Cyber cafes symbolised India’s nascent internet revolution and introduced a generation to the World Wide Web. The first one, named simply CyberCafe, opened at Mumbai’s Leela hotel in 1996, a year after VSNL brought the internet to India. Soon after, Delhi got its first, Cyber Club, at the ITC Maurya hotel. Both no longer exist.
By 2005, India had 200,000 Net cafes. That number is now down to 72,000, according to the Cyber Café Association of India.
This year marks 20 years of the advent of the cyber café in India, and their numbers are fast dwindling — the Capital has 2,500 of them from 8,000 in 2008.
Going back to the summer of 2000 when he started out, Khurso says, “I was 22 and wanted to do something different. It was fashionable then to open cyber cafes. They were the start-ups of those days. We were the first to spread digital literacy, but now we are out of work.”
With growing internet access at home and work, cyber café owners like Khurso now offer online utility services — air and rail ticketing, money transfer, online applications, scanning and printouts — to earn a living.
“In the early days, 200 people visited my cafe every day and the wait for a slot could stretch to two hours. We began to lose business sharply around 2011, when the smartphone became popular,” says Naresh Kumar, 38, who runs the café True Education in Janakpuri.
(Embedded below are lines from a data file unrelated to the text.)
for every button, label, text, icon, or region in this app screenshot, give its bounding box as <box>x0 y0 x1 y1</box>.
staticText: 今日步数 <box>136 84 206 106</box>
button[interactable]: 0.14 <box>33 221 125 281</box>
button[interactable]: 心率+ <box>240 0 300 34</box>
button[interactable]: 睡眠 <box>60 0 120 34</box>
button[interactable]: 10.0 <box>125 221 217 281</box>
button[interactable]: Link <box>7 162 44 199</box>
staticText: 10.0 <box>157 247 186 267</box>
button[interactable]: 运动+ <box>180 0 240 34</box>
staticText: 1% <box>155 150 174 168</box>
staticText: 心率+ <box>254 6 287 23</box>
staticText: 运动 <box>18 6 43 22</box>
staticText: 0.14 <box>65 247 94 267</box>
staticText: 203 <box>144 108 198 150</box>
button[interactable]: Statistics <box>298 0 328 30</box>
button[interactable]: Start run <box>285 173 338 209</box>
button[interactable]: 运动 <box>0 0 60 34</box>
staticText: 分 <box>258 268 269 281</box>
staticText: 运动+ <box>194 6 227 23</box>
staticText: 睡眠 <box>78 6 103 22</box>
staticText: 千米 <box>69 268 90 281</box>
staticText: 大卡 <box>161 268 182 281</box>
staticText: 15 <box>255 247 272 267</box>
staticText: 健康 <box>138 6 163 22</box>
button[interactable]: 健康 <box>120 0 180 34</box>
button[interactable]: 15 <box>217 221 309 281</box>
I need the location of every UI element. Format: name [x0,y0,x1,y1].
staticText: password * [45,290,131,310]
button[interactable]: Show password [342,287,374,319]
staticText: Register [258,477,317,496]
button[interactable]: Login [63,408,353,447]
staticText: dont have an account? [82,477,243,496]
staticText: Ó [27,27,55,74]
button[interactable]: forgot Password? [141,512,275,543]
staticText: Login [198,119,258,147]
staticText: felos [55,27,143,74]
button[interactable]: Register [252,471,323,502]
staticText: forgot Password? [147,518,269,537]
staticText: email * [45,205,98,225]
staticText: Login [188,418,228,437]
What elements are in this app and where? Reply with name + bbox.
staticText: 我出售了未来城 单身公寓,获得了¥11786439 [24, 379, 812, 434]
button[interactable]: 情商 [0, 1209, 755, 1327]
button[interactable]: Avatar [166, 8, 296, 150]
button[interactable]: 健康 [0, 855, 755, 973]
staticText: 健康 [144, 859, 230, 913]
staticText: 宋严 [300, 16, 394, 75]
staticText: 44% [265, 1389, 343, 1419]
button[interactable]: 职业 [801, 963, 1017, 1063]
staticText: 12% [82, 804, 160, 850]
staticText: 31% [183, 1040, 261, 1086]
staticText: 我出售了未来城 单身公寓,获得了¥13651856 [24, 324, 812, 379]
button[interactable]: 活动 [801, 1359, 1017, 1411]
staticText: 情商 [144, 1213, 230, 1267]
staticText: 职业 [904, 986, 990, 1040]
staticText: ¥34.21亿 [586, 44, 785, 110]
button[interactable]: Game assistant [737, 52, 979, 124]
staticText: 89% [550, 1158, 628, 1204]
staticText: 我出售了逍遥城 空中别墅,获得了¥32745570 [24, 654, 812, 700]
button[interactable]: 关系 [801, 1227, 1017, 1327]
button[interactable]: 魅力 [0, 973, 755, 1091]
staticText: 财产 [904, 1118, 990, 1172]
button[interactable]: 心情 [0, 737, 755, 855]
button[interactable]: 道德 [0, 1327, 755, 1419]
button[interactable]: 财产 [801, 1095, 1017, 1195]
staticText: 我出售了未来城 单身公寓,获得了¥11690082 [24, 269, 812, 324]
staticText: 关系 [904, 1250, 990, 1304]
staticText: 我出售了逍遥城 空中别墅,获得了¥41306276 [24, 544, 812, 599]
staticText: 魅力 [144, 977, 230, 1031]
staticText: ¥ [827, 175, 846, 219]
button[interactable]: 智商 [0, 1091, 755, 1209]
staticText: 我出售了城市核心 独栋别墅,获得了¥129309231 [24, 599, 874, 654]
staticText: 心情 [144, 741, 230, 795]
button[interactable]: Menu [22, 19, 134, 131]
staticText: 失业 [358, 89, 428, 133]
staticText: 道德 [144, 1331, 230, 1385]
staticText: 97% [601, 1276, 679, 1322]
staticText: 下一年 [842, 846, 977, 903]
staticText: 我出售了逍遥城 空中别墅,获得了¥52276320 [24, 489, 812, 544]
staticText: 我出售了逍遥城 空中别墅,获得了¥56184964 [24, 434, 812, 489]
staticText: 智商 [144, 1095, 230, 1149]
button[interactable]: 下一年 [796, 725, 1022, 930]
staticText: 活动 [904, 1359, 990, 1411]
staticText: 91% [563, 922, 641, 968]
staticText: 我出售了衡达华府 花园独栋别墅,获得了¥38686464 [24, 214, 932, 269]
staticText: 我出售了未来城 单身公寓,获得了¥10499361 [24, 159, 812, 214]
According to a Tata Consultancy Services study, 5% internet users in India visited cyber cafes in 2013 against 46% in 2009. During this period, internet use at home rose from 58% to 78%.
Mobile Internet user base went up from 238 million in June 2014 to 306 million in December 2015, says a report of the Internet and Mobile Association of India-IMRB International.
Most cyber café owners started out in their early 20s and say it is tough making new plans in their late thirties.
“The income is also meagre. I charge Rs 11 an hour but there are still few takers,” says Khurso.
That’s a far cry from the days when Calculus in Connaught Place charged Rs 150 an hour while the hourly rate at cafes in five-star hotels was Rs 800. Cities like Bangalore had fancy cyber cafes with liveried waiters.
For many, the demise of the internet café means the end of landmarks of their youth.
“Our customers came for Yahoo chats, Hotmail and Orkut. For my generation, Yahoo was a tech giant. (Hotmail founder) Sabeer Bhatia, and not (Facebook’s) Mark Zuckerberg, was our hero,” says Khusro.
Aman Sharma, 40, of Paschim Vihar says it was “cool” visiting cyber cafes. “We not only learnt to use the internet but cyber cafes were a social space where we made friends. I met my girlfriend at one.”
So, is it the end of the cyber café in India?
Amrita Choudhury, president of the Cyber Café Association of India, believes they can stay relevant, giving the example of the Common Service Center — internet access points delivering government-to-consumer services under the Digital India programme.
“Internet penetration is still very low in India and there are many who cannot afford a computer or smartphone. Cyber cafes can bridge that digital divide, which is creating an economic divide.”